Three different types of time

When dealing with time, usually you should differentiate between three types of time

  • UTC, which is easiest to understand, one universal time zone, no summer time. But be careful, it sounds universal, but only has been in existence since 1972, so who knows if it will stay that way. We might change to a decimal universal time one day.
  • Local time: The time at a certain geographical location for a certain political individual (e.g. time for an Israli citizen in the Gaza strip).
  • Wall time: The time a person observes on a clock independent of time zone. Wall time/date is used for many things like
    • Birthdays. You celebrate your birthday on the same calendar day, no matter which time zone you are currently in
    • Daily events. You eat breakfast at 8:00 in the morning
    • Calendar events.
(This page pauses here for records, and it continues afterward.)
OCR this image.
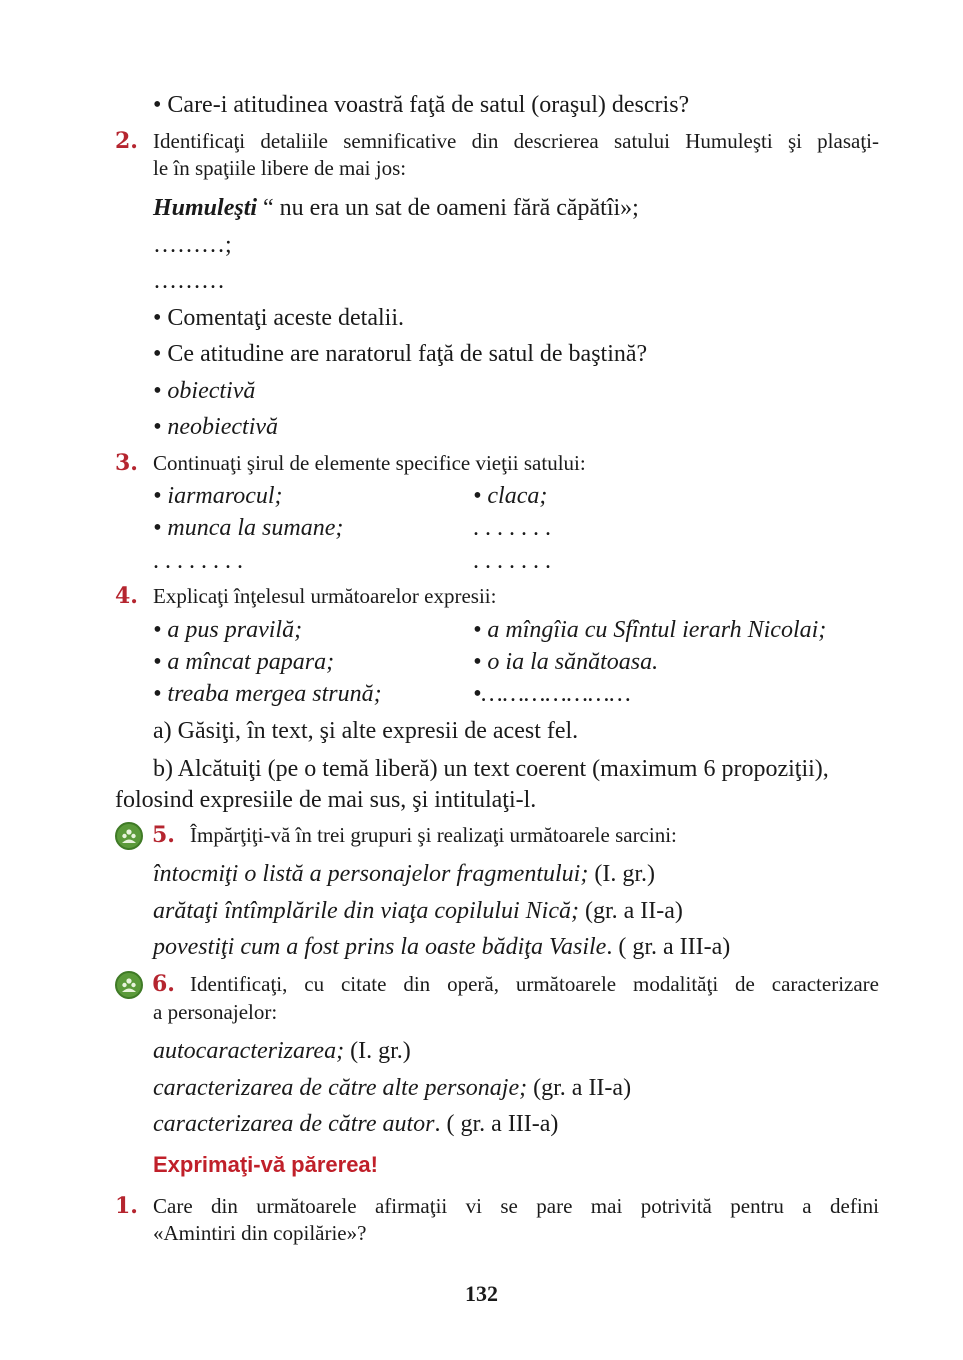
• Care-i atitudinea voastră faţă de satul (oraşul) descris?
2. Identificaţi detaliile semnificative din descrierea satului Humuleşti şi plasaţi-
le în spaţiile libere de mai jos:
Humuleşti “ nu era un sat de oameni fără căpătîi»;
………;
………
• Comentaţi aceste detalii.
• Ce atitudine are naratorul faţă de satul de baştină?
• obiectivă
• neobiectivă
3. Continuaţi şirul de elemente specifice vieţii satului:
• iarmarocul;	• claca;
• munca la sumane;	. . . . . . .
. . . . . . . .	. . . . . . .
4. Explicaţi înţelesul următoarelor expresii:
• a pus pravilă;	• a mîngîia cu Sfîntul ierarh Nicolai;
• a mîncat papara;	• o ia la sănătoasa.
• treaba mergea strună;	•…………………
a) Găsiţi, în text, şi alte expresii de acest fel.
b) Alcătuiţi (pe o temă liberă) un text coerent (maximum 6 propoziţii),
folosind expresiile de mai sus, şi intitulaţi-l.
5. Împărţiţi-vă în trei grupuri şi realizaţi următoarele sarcini:
întocmiţi o listă a personajelor fragmentului; (I. gr.)
arătaţi întîmplările din viaţa copilului Nică; (gr. a II-a)
povestiţi cum a fost prins la oaste bădiţa Vasile. ( gr. a III-a)
6. Identificaţi, cu citate din operă, următoarele modalităţi de caracterizare
a personajelor:
autocaracterizarea; (I. gr.)
caracterizarea de către alte personaje; (gr. a II-a)
caracterizarea de către autor. ( gr. a III-a)
Exprimaţi-vă părerea!
1. Care din următoarele afirmaţii vi se pare mai potrivită pentru a defini
«Amintiri din copilărie»?
132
You note down: “Meeting on Friday at 14:00”, even if the meeting is happening in New York, and today you are in Singapore.

Storing time

Some suggestions on how to store time

  1. When storing events in your database, always store UTC (either as UTC timestamp or ISO e.g. 2019-04-05T9:00Z)
  2. If you need the event later in local time, storing UTC offset is sufficient (additionally to UTC you store e.g. +2:00)
  3. If you need to do time calculations based on that event in local time, store tz time zone (for example Europe/Vienna)
  4. If you need to do long term time calculations (like adding 10 years) for that event, then you simply can’t do that in a reliable way. Do the same as in 3. and hope no war or political decision will interfere with your stored time zone. Good Luck!
  5. When storing wall time, don’t use any time zone. Store as April 5th 2019, 9:00. Be careful when using time zone independent data types. Strange things can happen, which we will discuss in Part 2 of this series. Sometimes using a string like “2019-04-05 09:00” is the safest way.

Summary

Time is a highly chaotic, politically motivated concept that has absolutely nothing to do with logic or determinism. Try not to code time zone handling yourself. For web development use moment-timezone

Last but not least, time is best described in The Time Warp song by Richard O’Brien:

It’s astounding
Time is fleeting
Madness takes it’s toll

Still not enough? Watch this video.

P.S. For the physics nerds out there. Yes, we know about general relativity and quantum effects. So to be really on the safe side you should store the following in your database: UTC, velocity vector, mass of nearby objects like planets and/or black holes, scale to account for quantum physics and “Europe/Vienna”.